Les faux bons chiffres de ventes de janvier obtenus en une nuit magique
L’année a démarré sur les chapeaux de roues. En janvier, les ventes de voitures ont fait un bond de 10,5%. De quoi donner le sourire à tout le secteur. Sauf que ce joli score est quelque peu biaisé. Au 30 janvier, le compteur affichait une baisse de 2,75%. Au cours de la nuit qui a suivi, et de journée du 31, 18 000 voitures ont été miraculeusement immatriculées. Le miracle de ce début d’année. Explications.
C’est Noël en janvier. Sitôt connus, les chiffres des ventes de voitures de ce premier mois de l’année, un feu d’artifice a éclairé la nuit d’une crise qui appartient désormais au passé. « L’année ne pouvait pas mieux démarrer » par ici, « coup d'accélérateur sur le marché français » par là. C’est qu’avec une hausse de 10,5% en ce début d’année, on a toutes les raisons de se réjouir. Sauf que ce chiffre fabuleux est légèrement tronqué dès que l’on compare le comparable, à savoir le même nombre de jours ouvrables en janvier 2016 et 2017. Car dans ce cas, notre belle flambée se transforme en une petite flammèche d’allumette, avec une hausse de 0,5%. Une petite lueur que l’on pourrait assombrir encore en regardant de plus près, et jour après jour, les ventes de voitures, en ce joli mois de frimas, comme l'a fait le cabinet de conseil et d'études Dataneo.
La nuit magique des immatriculations
En fait, ce début d’année est plus que morose, il est même assez sinistre. Entre le début du mois et le 30 janvier au soir, les ventes ont carrément chuté de 2,75%. Et puis, il y eut une nuit magique, comme le disait la philosophe et violoniste de la fin du XXe siècle Catherine Lara.

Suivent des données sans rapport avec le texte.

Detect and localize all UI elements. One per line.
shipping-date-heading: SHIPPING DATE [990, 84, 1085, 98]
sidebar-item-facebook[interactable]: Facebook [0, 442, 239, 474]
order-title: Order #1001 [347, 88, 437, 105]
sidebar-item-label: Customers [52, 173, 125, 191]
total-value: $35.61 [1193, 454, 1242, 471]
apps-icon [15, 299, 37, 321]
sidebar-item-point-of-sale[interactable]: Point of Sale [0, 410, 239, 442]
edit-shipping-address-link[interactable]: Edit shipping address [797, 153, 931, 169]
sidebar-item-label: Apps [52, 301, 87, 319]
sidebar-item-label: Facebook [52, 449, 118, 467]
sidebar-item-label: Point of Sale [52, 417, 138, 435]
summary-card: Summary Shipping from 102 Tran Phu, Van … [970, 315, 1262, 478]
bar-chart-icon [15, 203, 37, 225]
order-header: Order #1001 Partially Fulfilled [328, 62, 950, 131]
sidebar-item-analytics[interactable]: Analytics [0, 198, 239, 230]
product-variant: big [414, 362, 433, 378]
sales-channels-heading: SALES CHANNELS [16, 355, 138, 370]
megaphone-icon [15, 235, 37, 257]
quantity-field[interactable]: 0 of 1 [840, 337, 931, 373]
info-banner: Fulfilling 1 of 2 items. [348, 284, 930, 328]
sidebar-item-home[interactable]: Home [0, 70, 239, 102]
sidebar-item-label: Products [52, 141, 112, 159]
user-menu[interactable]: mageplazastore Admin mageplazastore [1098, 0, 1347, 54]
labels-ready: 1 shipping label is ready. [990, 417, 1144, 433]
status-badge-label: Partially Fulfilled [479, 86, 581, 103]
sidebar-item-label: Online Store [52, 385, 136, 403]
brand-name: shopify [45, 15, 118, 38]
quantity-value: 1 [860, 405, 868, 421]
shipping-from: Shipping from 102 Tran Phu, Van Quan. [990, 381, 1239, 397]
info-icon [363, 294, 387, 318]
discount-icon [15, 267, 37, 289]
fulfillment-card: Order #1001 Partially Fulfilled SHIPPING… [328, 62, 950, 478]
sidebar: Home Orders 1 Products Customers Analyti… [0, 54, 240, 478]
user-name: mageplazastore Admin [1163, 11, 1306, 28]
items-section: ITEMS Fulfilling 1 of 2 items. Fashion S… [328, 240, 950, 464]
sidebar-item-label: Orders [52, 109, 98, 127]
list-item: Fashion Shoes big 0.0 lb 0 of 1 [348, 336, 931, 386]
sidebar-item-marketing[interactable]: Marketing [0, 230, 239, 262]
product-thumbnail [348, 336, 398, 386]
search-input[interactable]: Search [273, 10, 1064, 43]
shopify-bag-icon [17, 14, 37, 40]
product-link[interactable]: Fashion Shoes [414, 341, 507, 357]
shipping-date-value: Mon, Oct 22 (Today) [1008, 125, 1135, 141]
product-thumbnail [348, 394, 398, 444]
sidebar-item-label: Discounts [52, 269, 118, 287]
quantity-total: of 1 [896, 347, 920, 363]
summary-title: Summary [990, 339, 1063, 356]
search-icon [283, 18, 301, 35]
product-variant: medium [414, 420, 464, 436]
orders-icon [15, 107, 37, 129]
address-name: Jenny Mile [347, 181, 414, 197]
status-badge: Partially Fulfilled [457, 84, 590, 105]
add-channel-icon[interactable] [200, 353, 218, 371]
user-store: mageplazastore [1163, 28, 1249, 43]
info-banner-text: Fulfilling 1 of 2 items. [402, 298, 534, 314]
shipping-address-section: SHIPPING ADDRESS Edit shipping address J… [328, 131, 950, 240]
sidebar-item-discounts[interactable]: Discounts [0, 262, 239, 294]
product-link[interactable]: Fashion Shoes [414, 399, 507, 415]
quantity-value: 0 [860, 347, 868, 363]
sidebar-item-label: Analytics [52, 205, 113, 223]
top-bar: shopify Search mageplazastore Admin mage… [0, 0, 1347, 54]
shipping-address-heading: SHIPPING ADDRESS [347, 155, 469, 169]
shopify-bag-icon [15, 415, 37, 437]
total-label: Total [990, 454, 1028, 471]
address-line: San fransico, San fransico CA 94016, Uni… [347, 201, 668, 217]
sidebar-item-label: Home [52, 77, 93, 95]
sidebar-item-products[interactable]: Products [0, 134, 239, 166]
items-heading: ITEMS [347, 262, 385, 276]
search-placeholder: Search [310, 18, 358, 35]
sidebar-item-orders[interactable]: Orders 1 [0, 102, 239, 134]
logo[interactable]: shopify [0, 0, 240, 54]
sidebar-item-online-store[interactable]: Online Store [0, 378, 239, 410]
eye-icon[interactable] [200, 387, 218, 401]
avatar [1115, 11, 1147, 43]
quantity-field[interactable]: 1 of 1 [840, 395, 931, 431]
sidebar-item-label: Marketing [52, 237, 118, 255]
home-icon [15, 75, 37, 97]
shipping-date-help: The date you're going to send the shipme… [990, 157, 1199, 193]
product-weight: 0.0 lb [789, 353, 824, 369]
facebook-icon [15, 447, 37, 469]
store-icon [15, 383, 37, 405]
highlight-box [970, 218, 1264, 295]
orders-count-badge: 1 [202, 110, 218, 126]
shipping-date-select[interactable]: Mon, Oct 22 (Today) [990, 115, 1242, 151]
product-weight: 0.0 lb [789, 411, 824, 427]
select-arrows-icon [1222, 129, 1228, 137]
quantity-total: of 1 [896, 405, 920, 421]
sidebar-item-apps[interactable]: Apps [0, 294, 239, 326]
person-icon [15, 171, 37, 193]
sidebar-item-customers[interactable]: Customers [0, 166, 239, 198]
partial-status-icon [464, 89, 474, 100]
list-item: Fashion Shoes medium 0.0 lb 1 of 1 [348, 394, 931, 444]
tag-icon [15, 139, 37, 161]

Au cours de cette nuit du 30 au 31 janvier, et de la journée du lendemain, un miracle c’est produit. Les Français, sans doute pris d’une subite frénésie de consommation, et soucieux de doper l’économie nationale se sont mis à acheter des voitures. 18 000 en une seule nuit et un seul jour. Un score énorme qui représente plus du double des ventes habituelles et journalières. Un score trop extraordinaire pour ne pas y chercher la petite bête enfouie sous cette montagne d’immatriculations soudaines.
La planche à cartes grises
En fait, au cours de cette nuit magique, les constructeurs ont eu recours à un vieux truc qui a fait ses preuves depuis des lustres : les ventes tactiques. Comme les pays qui font marcher la planche à billets pour disposer de cash, les marques font fonctionner la planche à cartes grises. Ils immatriculent leur stock pour le vendre plus tard, sous la forme de fausses occasions, mais de vraies voitures neuves. Autre levier poussé au cours de ces 24h miraculeuses : les ventes aux loueurs de courte durée. Des stocks entiers d’autos ont ainsi été attribués à Avis, Hertz et consorts, à des tarifs défiant, évidemment, toute concurrence.
Des primes sur objectif obtenues in extremis
Évidemment, la pratique laisse songeuse. Car on ne saurait soupçonner les constructeurs et leurs réseaux de vouloir à tout prix soutenir l’économie nationale et de programmer une nuit de l’immatriculation pour les beaux yeux de Bercy. D’autant que les voitures vendues par wagons entiers aux loueurs ne le sont pas à leur prix habituel et la marge bénéficiaire en est forcément affaiblie. En ce qui concerne les immatriculations nocturnes et à la dernière minute effectuées par les concessionnaires, l’explication est plutôt logique. Les primes sur objectif leurs sont réglées par les constructeurs à l’issu du mois. Même intérêt, et primes similaires sont payées aux marques étrangères présentes en France par leurs maisons mères Les premiers ont donc toutes intérêt à immatriculer à tire-larigot en bradant des autos aux loueurs, pendant que les seconds ferment les yeux. Reste les constructeurs nationaux qui, eux aussi, usent, et parfois abusent, de ce système. Leurs impératifs sont quelque peu différents. L’objectif de PSA et de Renault est de faire tourner les usines coûte que coûte. Quitte à gagner très peu d’argent sur les modèles vendus de cette manière. Quitte aussi à ne plus pouvoir s’échapper d’une pratique qui, si elle cesse, verra leur score chuter douloureusement. Et des points perdus dans les volumes écoulés, se traduisent instantanément par une baisse du cours en bourse. Des points qui se chiffrent en millions d’euros.